The amount of money athletes get immediately becomes a talking point across social media and on sports shows. Everyone assesses if someone got too much from a team or if the contract is a “steal” or “bargain.” And when players underperform, their contract usually always gets brought up in criticizing them. The same goes for if a player is outperforming their contract, too. But Dallas Mavericks superstar Kyrie Irving wonders if that information should be public at all.

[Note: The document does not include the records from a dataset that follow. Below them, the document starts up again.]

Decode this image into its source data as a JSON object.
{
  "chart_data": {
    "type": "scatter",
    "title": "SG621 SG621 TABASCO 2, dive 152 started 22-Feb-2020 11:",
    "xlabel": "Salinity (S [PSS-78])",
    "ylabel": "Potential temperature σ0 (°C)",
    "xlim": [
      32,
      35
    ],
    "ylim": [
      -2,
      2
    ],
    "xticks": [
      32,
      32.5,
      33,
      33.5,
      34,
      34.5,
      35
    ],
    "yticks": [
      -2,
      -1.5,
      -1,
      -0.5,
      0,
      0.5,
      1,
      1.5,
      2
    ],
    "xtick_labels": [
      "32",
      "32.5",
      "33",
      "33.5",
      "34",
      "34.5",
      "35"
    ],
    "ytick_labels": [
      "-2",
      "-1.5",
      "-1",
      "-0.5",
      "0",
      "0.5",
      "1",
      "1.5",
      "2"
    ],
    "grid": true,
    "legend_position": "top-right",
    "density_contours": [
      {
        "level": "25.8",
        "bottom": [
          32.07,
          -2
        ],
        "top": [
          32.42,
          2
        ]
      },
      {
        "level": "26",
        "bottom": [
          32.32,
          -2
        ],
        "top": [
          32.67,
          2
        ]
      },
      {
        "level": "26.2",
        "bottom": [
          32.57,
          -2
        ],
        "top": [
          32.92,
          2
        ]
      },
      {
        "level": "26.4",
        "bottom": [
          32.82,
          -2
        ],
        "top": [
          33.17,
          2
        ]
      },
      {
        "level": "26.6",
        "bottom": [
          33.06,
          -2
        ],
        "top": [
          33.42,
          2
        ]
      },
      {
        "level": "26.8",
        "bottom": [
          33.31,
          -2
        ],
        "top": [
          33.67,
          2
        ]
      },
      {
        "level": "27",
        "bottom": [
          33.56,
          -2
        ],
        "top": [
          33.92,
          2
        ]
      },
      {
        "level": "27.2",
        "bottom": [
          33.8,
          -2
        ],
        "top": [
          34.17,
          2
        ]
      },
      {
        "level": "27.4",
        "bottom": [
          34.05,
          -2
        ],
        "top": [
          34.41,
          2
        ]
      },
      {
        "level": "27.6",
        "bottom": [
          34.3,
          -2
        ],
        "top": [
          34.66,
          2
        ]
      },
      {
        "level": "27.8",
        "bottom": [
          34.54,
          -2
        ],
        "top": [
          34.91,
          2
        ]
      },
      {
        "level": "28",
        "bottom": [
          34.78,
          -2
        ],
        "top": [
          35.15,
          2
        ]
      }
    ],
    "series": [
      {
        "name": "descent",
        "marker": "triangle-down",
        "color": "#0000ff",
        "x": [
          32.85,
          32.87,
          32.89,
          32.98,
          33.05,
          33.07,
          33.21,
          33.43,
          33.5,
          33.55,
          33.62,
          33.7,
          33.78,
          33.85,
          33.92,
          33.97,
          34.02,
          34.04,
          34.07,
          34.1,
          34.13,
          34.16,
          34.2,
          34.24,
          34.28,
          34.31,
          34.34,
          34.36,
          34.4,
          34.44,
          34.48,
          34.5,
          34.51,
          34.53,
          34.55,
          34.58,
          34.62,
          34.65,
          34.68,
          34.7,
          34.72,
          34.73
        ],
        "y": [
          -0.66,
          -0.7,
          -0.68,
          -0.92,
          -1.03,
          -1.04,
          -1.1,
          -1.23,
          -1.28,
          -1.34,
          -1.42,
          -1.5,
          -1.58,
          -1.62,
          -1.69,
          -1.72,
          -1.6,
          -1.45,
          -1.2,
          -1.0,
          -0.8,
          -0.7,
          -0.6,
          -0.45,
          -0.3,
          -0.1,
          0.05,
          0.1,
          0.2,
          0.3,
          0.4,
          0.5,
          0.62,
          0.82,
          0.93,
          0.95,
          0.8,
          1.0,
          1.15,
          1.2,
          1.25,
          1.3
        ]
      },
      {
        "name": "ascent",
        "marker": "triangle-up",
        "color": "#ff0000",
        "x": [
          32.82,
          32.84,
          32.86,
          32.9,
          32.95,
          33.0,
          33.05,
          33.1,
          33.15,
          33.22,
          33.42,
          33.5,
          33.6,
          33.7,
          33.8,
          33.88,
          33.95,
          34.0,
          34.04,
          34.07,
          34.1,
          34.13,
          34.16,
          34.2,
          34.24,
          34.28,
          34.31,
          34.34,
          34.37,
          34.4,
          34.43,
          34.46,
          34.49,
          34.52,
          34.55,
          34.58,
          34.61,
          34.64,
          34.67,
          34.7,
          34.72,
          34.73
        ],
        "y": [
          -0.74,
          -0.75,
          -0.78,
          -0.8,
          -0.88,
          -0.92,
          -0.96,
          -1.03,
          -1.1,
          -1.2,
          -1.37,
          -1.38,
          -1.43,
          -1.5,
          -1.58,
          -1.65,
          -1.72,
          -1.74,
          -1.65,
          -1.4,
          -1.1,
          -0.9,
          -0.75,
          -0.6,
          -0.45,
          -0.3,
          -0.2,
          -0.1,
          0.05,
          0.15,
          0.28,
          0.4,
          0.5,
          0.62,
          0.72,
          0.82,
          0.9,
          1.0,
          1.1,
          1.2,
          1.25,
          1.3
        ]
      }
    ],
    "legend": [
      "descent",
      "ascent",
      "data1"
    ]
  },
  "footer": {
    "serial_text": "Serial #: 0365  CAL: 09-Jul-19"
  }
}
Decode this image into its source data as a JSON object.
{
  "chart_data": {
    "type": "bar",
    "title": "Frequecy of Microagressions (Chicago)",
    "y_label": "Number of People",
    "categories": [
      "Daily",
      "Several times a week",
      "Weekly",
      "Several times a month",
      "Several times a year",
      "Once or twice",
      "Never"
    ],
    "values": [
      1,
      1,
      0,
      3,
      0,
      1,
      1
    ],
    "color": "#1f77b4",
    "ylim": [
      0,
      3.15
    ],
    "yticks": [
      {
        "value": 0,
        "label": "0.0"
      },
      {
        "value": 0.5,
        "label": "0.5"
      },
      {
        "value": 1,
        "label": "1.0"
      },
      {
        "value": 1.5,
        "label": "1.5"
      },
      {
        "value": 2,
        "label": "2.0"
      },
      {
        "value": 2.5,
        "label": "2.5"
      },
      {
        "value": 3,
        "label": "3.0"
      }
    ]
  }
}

“I find it very interesting that — of course people will know what CEOs of Fortune 500 companies make, they’ll know different avenues of 9-to-5 [jobs] in terms of the contract structure, but when it comes to sports, it’s like you know exactly the pay scale, the details of it, and then it gets discussed as though there isn’t any real live consequences to that,” Irving said on his Twitch livestream. “I wonder if people know how much that puts a target on someone’s life. It helps the overall growth of the sport, the sexiness of it, like, ‘Oh guess what Kai or so-and-so is making this, record-breaking historic numbers’…but I look at it as, is it too much information at some point though?”
Irving continued.
“Because when does it become comfortable for me? If you know exactly what I’m making, there’s an awkwardness to that — I love the engagement when we see [Devin Booker] gets X amount of money, richest deal ever, but it gets framed as if it’s the richest deal ever but at the same time, there is a bigger financial situation that’s going on.”
Knowing the financial side of the NBA used to be a niche topic that not many people understood or even took an interest in knowing. But in the last 10-15 years, understanding the ins and outs of the salary cap, knowing how much teams can afford and what deals players could get has become just as popular of a topic as just dreaming up where a player might sign. Now, we’ve got entire websites dedicated to breaking down every aspect of the salary cap, and there’s a genuine interest from fans to know that information. You could even argue that no other league’s fanbase is quite as invested in knowing salary cap information as NBA fans, for better or worse.
But with all that knowledge comes the criticism aimed at players, as Irving alluded to, or just the feeling of not wanting to divulge personal information like that.
“From a media standpoint sometimes it could get a little intrusive,” Irving said. “When people know what you make and then ask somebody like, ‘Hey I saw that you got this negotiating your contract, how did you get it done?’ It’s like, bro, that’s personal. That’s very personal. So then it could be extracted as though it’s something different. I’m not complaining here, these are just things I’ve learned to look at.”
An important distinction in this, though, is that teams don’t make player contracts public, neither does the NBA. In fact, announcing contract terms publicly is a violation of the league’s CBA, which prohibits teams, players, agents, the NBPA, and the NBA from publicly disclosing that information. Though given that agents sometimes will themselves announce what their clients contract is on social media, it’s clearly not enforced.
Putting that information out there has been a product of reporters getting information from agents or teams, who share the contract figures with the intention of making it public. So in some regard, players are involved in the process of the public knowing how much they get paid. And as much as it probably does feel like an invasion of privacy, it is an aspect that fans care about, which certainly comes with pros and cons.